Patient who exhibit candiduria have a low risk for a widespread (systemic) fungal infection infection such as presence of yeast in the blood circulation called fungemia or candidemia.

Isolation of Candida in a urine sample from a patient without urinary catheter, should raise concerns for vaginal or external contamination.

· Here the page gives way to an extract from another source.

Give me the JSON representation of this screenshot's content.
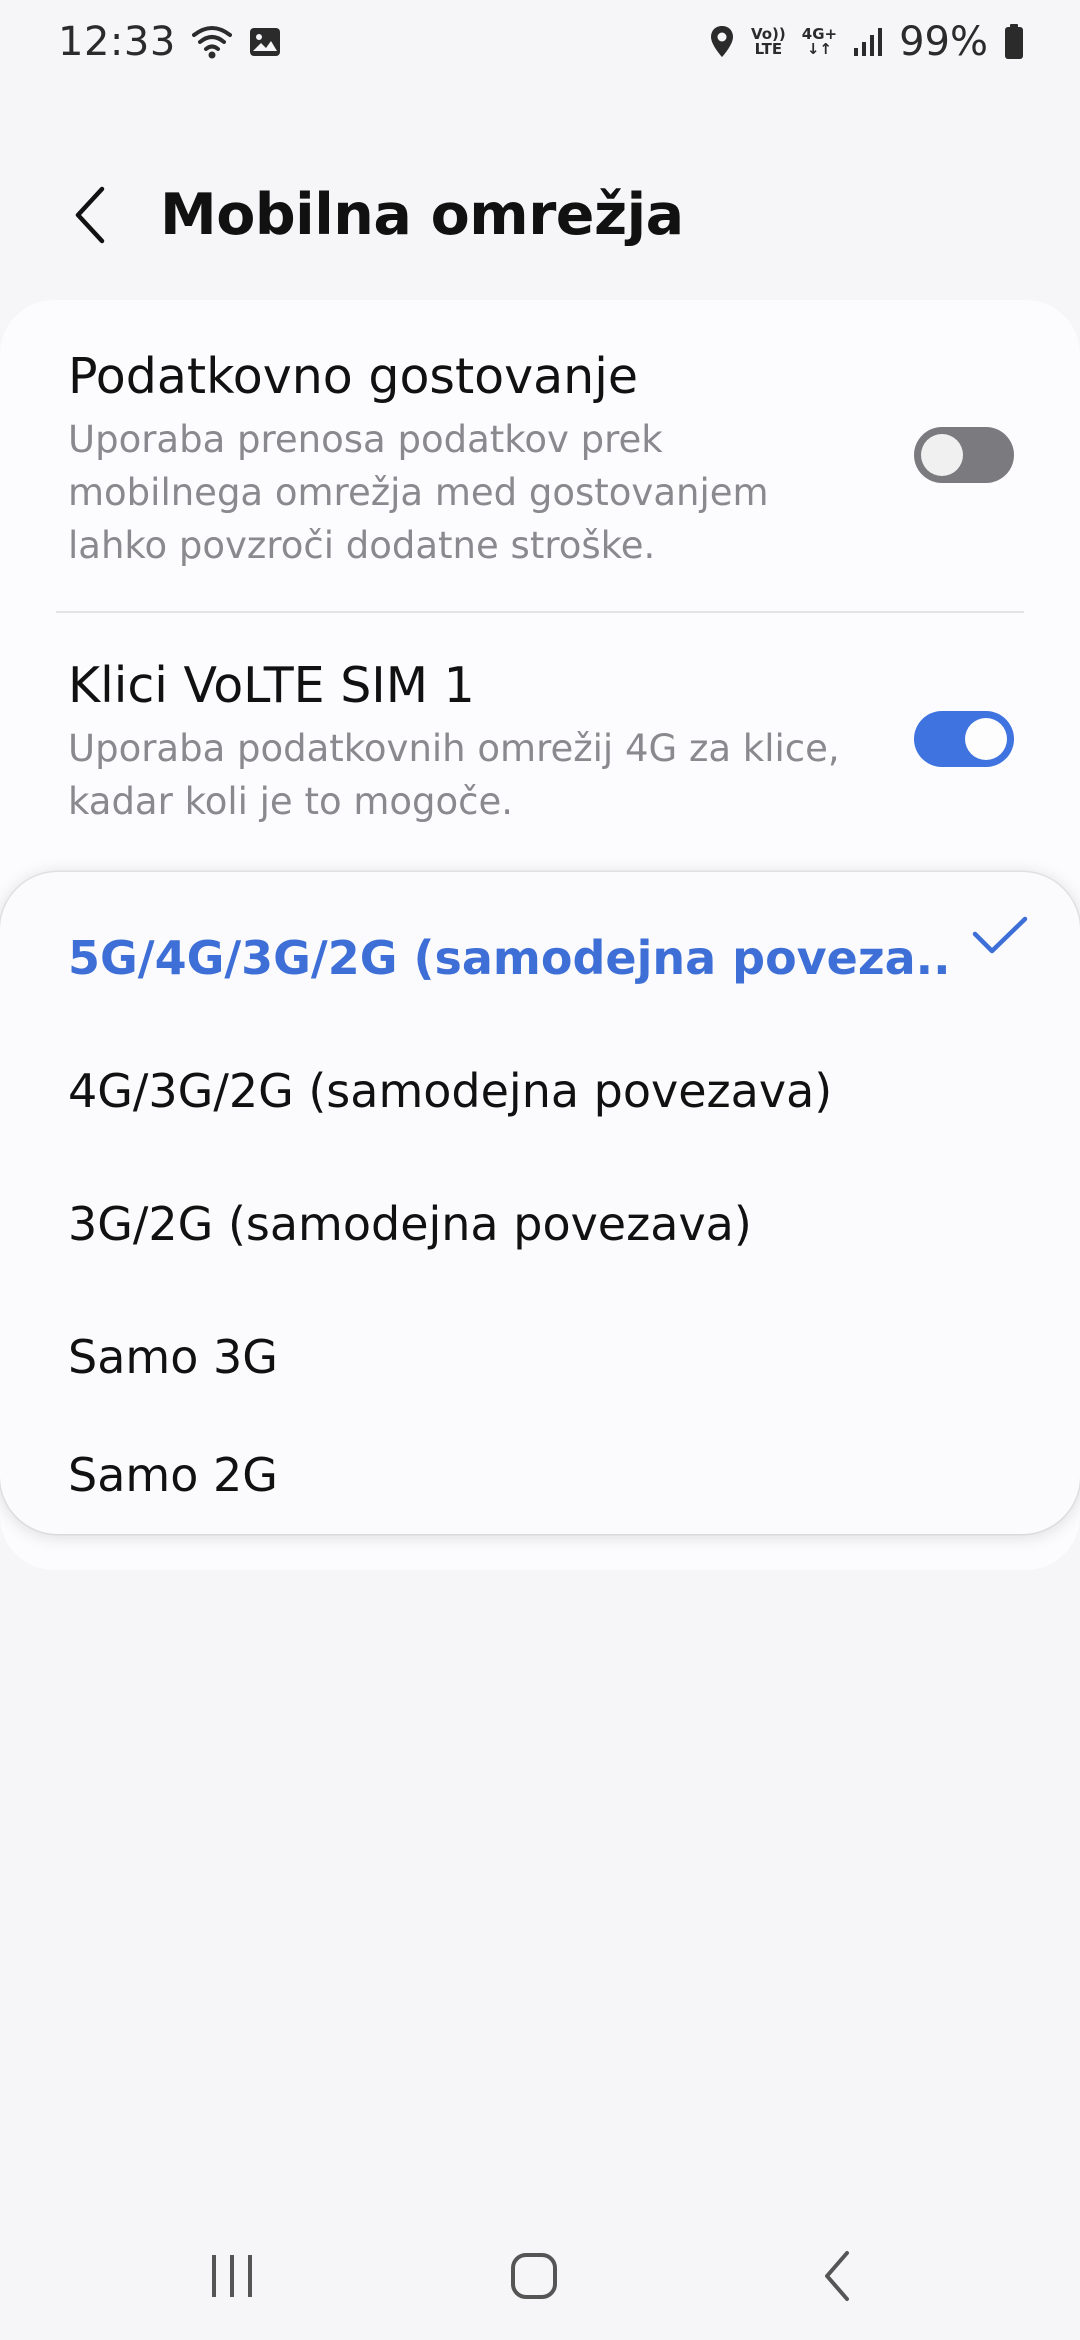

Patients with severe disorders of immune function, presence of candiduria requires a thorough investigation for the possibility of a local or a systemic infection.

 

 

Please take note,

A positive urine culture without signs and symptoms of UTI known as “asymptomatic bacteriuria” is common in all age groups of women and is frequently over treated with antibiotics.

 

Diagnosis of UTI requires:

  1. Presence of clinical signs & symptoms consistent with a urinary tract infection

Plus

  1. Laboratory information that highlights presence of a pathogen (bacteria; nitrates) and evidence of inflammation of the urinary tract (pyuria, leukocyte esterase, hematuria).

 

The overuse of antibiotics has been recognized as the leading cause for global spread of antibiotic resistance among common human pathogens. 

Unnecessary antibiotic therapy also underscores the grave concern for the risk of developing serious drug-related adverse events (side effects), which can be life-threatening.

 

 

Schulz L, Hoffman RJ, Pothof J, Fox B. Top Ten Myths Regarding the Diagnosis and Treatment of Urinary Tract Infections. J Emerg Med. 2016 Jul;51(1):25-30.